WDOV
- Dover, Delaware; United States;
- Frequency: 1410 kHz
- Branding: NewsRadio 1410 WDOV

Programming
- Format: News/Talk
- Affiliations: Fox News Radio Premiere Networks Compass Media Networks

Ownership
- Owner: iHeartMedia, Inc.; (iHM Licenses, LLC);
- Sister stations: WDSD, WILM (AM), WRDX, WWTX, WUSL, WIOQ, WRFF, WDAS-FM, WUMR, WDAS (AM), WZFT, WCAO, WQSR, WPOC

History
- First air date: June 25, 1948; 77 years ago
- Call sign meaning: "Dover"

Technical information
- Licensing authority: FCC
- Facility ID: 4670
- Class: B
- Power: 5,000 watts
- Transmitter coordinates: 39°12′3″N 75°33′55″W﻿ / ﻿39.20083°N 75.56528°W

Links
- Public license information: Public file; LMS;
- Webcast: Listen Live
- Website: wdov.iheart.com

= WDOV =

Radio station in Dover, Delaware

WDOV (1410 AM) is a radio station broadcasting a news/talk format. Programming is heard on W286BS 105.1 FM in Milford. Licensed to Dover, Delaware, United States, the station serves the Dover area. The station is currently owned by iHeartMedia, Inc. and features programming from Fox News Radio, Premiere Networks, and Compass Media Networks.

former logo

==History==
William Courtney Evans received the construction permit to build a new radio station to broadcast during the day with 1,000 watts on 1410 kHz in Dover on November 28, 1947. The station was to have gone on the air June 24, 1948, only for a boiler to fail and cut power to all of the city of Dover. WDOV made it on the air the next day at 6 a.m., only to lose power several hours later before the electrical supply returned to normal that night. Evans sold WDOV to the Delaware State Capital Broadcasting Corporation in 1950. Six years later, the station was sold to the Dover Broadcasting Company, which had been formed by two men who already owned WOL in Washington, D.C.
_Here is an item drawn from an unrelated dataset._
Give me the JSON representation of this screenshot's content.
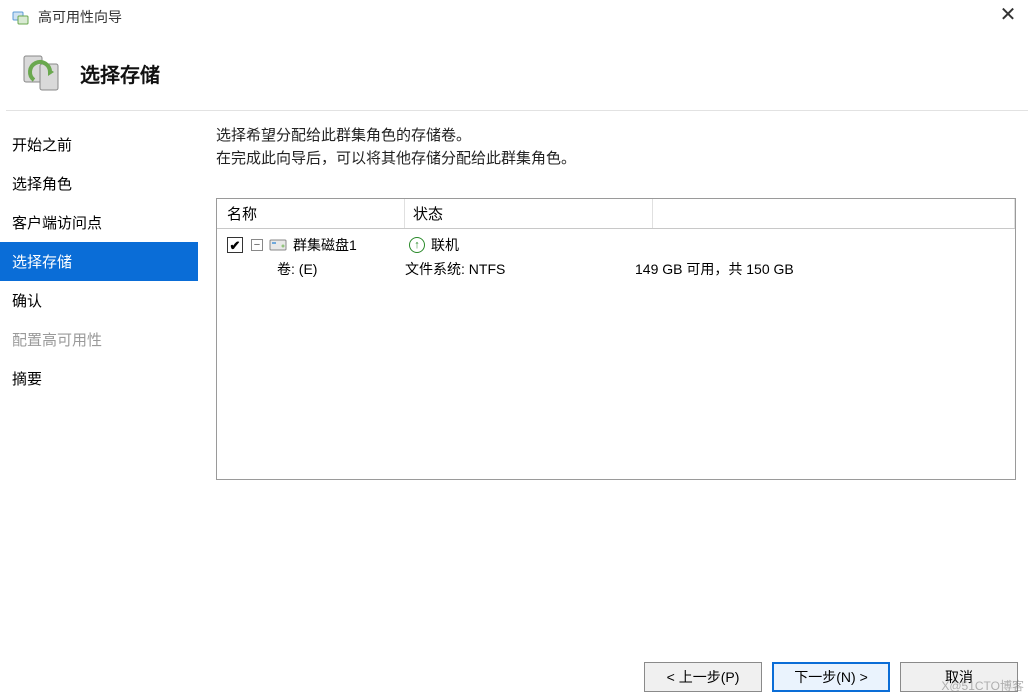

In 1961, Hurricane Esther passed east of Delaware. WDOV, still a daytime-only station, stayed on the air at night on the evening of September 19 to broadcast emergency information—and commercials. That violation was one of several cited when the Federal Communications Commission ordered Dover Broadcasting to show cause why its licenses for WDOV and WDOV-FM should not be revoked in June 1962. The notice of hearing was unusual for the FCC of the time in that it allowed the commission to consider a fine in lieu of revocation. WDOV pleaded for a fine to be assessed instead of revocation, noting its position in a small market, poor financial condition and the negative reputation that the station's legal troubles had brought; ultimately, the FCC opted to levy a $5,000 fine. WDOV was approved in 1964 to increase its power to 5,000 watts and begin nighttime broadcasting at that power level, which it did in 1965.

Henry Rau, who had founded Dover Broadcasting and came to own 12 radio stations, died in January 1981. WDOV, by this time settled into a full-service adult contemporary format, and the sister FM—now WDSD—were sold to Joel Hartstone and Barry Dickstein of Hartford, Connecticut, in 1983 when the Rau Stations group opted to sell all of its properties.

Benchmark Communications, an owner of cable television franchises with 40,000 customers, acquired WDOV and WDSD as its first radio properties in January 1990. Under Benchmark, WDOV dropped its musical programming of adult standards and moved to news/talk in 1992. By the time Benchmark sold itself to Capstar Broadcasting Partners, a forerunner to iHeartMedia, in 1997, it owned 32 stations in the Southeast and Mid-Atlantic.

In 2015, WDOV and WILM began airing a morning show hosted by former Philadelphia television newscaster Larry Mendte.

==Programming==
WDOV's programming is typical of that of most iHeartMedia, Inc. news talk stations, with Glenn Beck, Rush Limbaugh, Sean Hannity, and Coast to Coast AM.

iHeartMedia holds flagship rights to Delaware Blue Hens athletic events; football and men's basketball are heard on WDSD, while WDOV and WWTX in Wilmington air women's basketball broadcasts.